Теперь осталось сказать о природе Любви и Ненависти, об их онтологическом статусе. Их мифологическая номенклатура (Афродита, Арес) мало что объясняет, как и в случае со стихиями (огонь-Зевс, воздух-Гера). От Гомера здесь ничего, кроме терминов, не осталось. В Эмпедокловой натурфилософии Афродита – уже не богиня любви, а Арес – не бог войны; они вообще не персонифицированные величины, какими представляет их эпос.
Но было бы напрасно, с другой стороны, искать в них отвлеченные, потусторонние принципы, извне повелевающие элементами. Афродита и Арес у Эмпедокла – стихийные духи без лица, образа и пола, символизирующие противоположные космические тенденции к распаду и воссоединению бытия. Стихийные духи – все равно что духовные стихии, ибо духи и стихии различаются между собой не как две природы, а как два выражения, проявления одной и той же природы (см. 53, 109 сл.). Эмпедокл возвращается к догомеровским анимистическим представлениям, к убеждению первобытного анимизма в том, что вещество духовно, а дух веществен и дает свою, новую концептуально-натурфилософскую редакцию. Это концептуальное возрождение древних анимистических воззрений в досократовской натурфилософии получило название гилозоизма, в нем живое и неживое не противопоставляются и даже едва различаются. Это как раз та «первобытная простота» раннегреческой философии, которая «не была способна выяснить отношение мышления к материи» (1, 20, 142) и которая образует предпосылку дифференциации философских направлений, «зерно позднейшего раскола» (1, 20, 504). Что касается Эмпедокла, то у него мы находим не просто гилозоизм, а «усиленный гилозоизм» (17, 214). Поэтому Любовь и Ненависть в описании Эмпедокла либо уподобляются стихиям, либо сами суть стихии. Например, любовь, как и любое тело, имеет пространственное изменение: «она равна и по ширине, и по длине» и, подобно какой-нибудь вещественной природе, «распространена среди стихий» (3, 178). И вообще они выглядят как два дополнительных (к четырем) элемента, выполняющих роль своеобразного фермента, или «динамического флюида» (44, 497): один ассоциирует вещество, другой диссоциирует. Их невозможно представить вне того, что они объединяют и разъединяют. Как отмечает Аристотель, Любовь и Ненависть входят в состав мирового целого и потому наравне с другими стихиями «участвуют в общей смеси элементов» (6, I, 317).

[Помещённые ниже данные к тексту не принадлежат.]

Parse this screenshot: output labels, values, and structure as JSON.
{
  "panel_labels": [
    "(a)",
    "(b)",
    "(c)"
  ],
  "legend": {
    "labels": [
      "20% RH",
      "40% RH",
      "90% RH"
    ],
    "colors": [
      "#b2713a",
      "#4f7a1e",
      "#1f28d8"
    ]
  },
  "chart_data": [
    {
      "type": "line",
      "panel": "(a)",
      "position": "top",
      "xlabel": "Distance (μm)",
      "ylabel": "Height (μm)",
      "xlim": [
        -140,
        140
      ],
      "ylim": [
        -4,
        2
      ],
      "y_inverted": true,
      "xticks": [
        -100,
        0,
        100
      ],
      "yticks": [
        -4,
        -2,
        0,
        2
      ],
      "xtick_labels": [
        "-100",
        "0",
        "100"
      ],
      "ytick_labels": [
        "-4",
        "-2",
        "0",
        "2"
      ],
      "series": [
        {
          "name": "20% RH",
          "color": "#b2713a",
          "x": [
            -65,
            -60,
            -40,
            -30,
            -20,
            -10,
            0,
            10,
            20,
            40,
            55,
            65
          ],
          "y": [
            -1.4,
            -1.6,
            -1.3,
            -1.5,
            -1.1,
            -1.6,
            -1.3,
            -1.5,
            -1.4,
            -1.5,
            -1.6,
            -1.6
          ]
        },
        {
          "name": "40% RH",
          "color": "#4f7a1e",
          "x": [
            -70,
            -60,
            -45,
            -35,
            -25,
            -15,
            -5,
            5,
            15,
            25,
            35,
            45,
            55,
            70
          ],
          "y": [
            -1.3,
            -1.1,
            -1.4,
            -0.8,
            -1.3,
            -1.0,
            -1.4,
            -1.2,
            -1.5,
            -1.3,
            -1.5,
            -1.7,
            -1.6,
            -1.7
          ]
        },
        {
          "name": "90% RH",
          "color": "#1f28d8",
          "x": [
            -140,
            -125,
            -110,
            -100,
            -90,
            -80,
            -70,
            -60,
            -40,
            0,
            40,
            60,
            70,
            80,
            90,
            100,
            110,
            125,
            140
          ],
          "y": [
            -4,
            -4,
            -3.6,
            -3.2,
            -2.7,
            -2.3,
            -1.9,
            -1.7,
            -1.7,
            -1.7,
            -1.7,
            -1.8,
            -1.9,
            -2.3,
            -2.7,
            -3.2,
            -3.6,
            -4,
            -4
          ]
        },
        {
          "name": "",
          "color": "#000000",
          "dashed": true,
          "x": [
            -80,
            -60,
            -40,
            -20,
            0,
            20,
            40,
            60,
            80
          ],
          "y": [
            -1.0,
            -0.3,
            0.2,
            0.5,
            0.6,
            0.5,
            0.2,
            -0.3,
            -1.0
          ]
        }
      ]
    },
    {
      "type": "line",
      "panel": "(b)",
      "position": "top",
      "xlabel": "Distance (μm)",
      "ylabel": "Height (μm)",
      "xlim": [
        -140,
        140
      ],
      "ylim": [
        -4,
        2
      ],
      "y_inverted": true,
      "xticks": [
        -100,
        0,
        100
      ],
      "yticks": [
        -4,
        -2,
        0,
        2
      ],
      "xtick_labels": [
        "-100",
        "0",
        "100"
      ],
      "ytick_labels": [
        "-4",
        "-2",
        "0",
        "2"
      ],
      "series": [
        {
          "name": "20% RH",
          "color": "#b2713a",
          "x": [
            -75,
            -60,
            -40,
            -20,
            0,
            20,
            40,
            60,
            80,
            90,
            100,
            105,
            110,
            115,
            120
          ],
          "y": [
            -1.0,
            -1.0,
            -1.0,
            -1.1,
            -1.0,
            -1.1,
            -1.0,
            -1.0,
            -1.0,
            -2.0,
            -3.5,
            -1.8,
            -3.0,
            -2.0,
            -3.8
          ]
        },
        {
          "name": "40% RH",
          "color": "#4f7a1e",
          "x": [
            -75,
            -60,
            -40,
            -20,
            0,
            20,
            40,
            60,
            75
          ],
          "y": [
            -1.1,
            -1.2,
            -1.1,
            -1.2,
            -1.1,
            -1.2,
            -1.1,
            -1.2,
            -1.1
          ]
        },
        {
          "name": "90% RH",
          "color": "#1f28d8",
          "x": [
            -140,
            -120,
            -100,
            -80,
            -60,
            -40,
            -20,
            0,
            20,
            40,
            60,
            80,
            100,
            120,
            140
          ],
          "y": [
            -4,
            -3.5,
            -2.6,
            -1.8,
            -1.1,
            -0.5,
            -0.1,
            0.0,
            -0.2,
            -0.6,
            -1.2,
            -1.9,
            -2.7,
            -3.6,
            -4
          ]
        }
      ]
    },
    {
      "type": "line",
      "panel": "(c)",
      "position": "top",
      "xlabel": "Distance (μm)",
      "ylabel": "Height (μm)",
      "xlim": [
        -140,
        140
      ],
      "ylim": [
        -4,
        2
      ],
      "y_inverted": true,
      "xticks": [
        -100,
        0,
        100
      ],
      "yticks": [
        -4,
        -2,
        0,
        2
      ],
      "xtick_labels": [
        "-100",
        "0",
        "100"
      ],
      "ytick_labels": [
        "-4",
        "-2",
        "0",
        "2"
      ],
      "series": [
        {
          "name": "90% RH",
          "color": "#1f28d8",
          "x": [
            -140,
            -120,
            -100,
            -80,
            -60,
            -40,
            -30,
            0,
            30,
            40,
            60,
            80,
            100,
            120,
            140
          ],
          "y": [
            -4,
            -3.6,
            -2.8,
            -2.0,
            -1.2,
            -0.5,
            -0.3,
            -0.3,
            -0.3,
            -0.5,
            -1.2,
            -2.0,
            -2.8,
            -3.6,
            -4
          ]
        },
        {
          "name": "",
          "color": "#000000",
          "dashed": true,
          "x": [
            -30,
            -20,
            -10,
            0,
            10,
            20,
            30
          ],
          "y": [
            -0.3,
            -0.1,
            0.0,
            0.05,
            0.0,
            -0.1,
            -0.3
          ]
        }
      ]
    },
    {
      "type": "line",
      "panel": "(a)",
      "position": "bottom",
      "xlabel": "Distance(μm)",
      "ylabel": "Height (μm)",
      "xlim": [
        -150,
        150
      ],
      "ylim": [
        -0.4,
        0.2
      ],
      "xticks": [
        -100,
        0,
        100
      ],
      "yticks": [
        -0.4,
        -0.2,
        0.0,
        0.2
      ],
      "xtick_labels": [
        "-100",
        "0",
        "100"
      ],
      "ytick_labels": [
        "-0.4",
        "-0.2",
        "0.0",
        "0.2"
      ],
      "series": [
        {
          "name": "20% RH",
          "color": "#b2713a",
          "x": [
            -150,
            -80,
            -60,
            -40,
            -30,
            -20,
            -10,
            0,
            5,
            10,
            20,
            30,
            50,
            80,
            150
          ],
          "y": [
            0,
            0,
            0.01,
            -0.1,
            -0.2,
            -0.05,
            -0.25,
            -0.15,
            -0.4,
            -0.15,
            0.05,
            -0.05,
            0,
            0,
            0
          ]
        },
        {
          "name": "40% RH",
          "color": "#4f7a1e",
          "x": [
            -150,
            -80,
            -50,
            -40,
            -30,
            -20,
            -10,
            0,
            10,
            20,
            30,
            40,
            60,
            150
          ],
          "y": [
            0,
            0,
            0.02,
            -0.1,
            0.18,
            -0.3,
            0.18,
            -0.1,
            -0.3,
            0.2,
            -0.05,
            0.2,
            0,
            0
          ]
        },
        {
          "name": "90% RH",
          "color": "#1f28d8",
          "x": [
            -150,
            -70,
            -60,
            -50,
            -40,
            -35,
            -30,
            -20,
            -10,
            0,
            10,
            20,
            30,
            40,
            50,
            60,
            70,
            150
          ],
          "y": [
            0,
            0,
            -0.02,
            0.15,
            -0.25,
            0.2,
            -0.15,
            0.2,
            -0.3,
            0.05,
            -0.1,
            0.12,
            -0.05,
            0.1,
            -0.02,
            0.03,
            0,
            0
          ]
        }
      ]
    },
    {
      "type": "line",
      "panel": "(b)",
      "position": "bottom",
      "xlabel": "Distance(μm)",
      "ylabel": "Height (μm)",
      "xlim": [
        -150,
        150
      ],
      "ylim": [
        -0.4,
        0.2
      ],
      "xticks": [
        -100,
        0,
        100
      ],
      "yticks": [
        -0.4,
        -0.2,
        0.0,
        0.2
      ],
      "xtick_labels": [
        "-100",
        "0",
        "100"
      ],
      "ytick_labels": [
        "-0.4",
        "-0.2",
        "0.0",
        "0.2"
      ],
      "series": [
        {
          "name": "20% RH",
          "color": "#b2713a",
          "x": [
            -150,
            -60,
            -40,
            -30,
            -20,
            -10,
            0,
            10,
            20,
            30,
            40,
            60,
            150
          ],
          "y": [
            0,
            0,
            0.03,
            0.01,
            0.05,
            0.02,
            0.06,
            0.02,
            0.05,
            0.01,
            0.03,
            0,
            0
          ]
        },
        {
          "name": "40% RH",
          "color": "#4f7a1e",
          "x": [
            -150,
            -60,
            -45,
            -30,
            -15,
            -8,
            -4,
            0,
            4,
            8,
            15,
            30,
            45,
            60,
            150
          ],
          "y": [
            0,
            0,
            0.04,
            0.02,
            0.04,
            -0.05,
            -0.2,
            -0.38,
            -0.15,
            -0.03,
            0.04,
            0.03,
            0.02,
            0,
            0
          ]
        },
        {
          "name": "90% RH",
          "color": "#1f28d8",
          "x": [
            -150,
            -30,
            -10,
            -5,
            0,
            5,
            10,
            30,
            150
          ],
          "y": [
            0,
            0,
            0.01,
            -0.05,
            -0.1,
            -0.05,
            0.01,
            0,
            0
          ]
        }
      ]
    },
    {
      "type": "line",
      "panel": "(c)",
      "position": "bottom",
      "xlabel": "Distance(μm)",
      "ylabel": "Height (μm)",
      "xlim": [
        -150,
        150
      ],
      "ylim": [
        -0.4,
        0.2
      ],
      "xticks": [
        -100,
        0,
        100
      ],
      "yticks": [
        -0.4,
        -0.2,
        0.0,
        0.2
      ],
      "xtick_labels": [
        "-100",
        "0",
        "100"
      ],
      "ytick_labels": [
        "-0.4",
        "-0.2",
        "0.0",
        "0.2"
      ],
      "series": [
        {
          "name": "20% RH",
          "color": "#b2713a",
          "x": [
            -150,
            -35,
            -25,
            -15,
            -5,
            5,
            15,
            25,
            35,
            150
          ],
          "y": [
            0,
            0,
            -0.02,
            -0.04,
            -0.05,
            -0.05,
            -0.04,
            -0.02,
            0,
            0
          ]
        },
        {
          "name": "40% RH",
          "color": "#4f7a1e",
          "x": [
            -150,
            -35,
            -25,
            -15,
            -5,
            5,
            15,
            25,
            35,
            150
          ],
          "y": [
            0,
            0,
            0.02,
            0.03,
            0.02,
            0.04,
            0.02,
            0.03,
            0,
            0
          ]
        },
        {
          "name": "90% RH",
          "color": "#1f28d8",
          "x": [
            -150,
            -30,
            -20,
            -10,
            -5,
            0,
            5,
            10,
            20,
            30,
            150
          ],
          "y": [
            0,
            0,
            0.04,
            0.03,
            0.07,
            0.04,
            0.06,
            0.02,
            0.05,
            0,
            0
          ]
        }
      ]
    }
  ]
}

Такова картина космогенеза у Эмпедокла на стихийно-элементарном уровне. Космическая жизнь, согласно ей, есть становление вещества, осуществляющееся через борьбу Афродиты (Любви) и Ареса (Ненависти): Афродита как символ объединяющего начала синтезирует в направлении убывающей телесности («путь вверх») божественное Единство (Сфайрос); Арес как символ разъединяющего начала создает – в направлении убывающей духовности («путь вниз») – беспорядочное вещественное Множество.